Mr Billson added that he thought there was "some confusion" about what Coca-Cola Amatil had been ''talking about''.
''They’re indicated some appetite for the investment, but whether it meets their own internal profitability and rates of return seems to be the basis of the request for funding,'' he said.
''I know for a lot of the small businesses I represent, they'd love to have a discussion about whether the rates of return they’re earning are adequate or not, they'd just like some discussion.''
Assistance for SPC is the only formal agenda item listed for debate during the cabinet meeting, where senior ministers will debate the government's political agenda for the year.
Coca-Cola Amatil has promised up to $150 million in investment in its facilities in country Victoria if the federal and state governments stump up $25 million each.
Labor industry spokesman Kim Carr described the cabinet meeting as ''D-Day for SPC Ardmona and the thousands of jobs and growers it supports''.
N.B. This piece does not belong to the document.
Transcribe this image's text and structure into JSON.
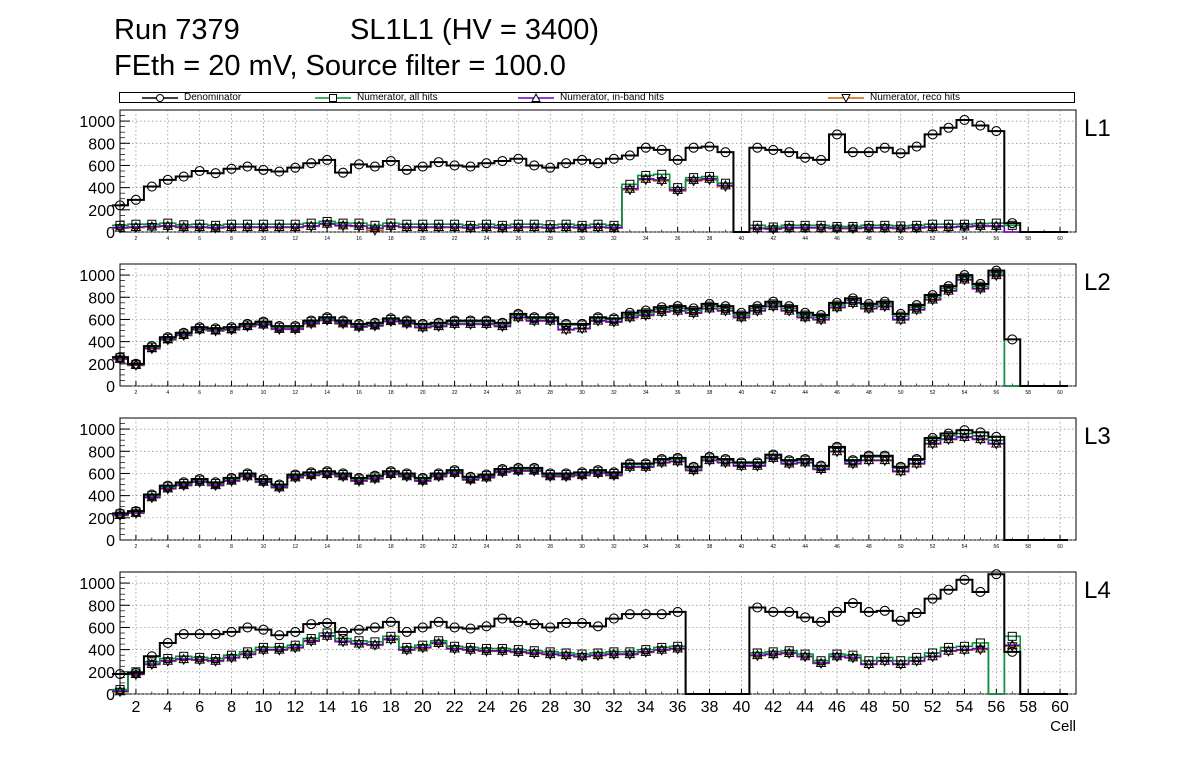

''The Abbott government's indecision, chaos and division on this issue are leaving Shepparton and the region without certainty or stability,'' he said in a statement.
''Mr Abbott has already abandoned automotive manufacturing in Australia and the tens of thousands of jobs it supports, today we will see if he walks away from our food processing industry too.''
Prime Minister Tony Abbott has also signalled his aversion to the SPC bailout.
Asked about the package on Tuesday, the Prime Minister said ''business should get its own house in order rather than seek government assistance''.
This attitude appears to have shifted from his message to the SPC community last May. In a message for an SPC community rally posted on Dr Stone's website, Mr Abbott criticised the Gillard government for ignoring the fruit growers, after the company announced it would halve the amount of produce it would buy.
''This is a government in chaos which is completely disregarding you at a time when they should be standing side by side with you and doing whatever they can to support you,'' he said. But Mr Abbott stopped short of offering industry assistance, pointing to the Coalition's pledge to scrap the carbon tax to ease electricity and gas costs for fruit growers.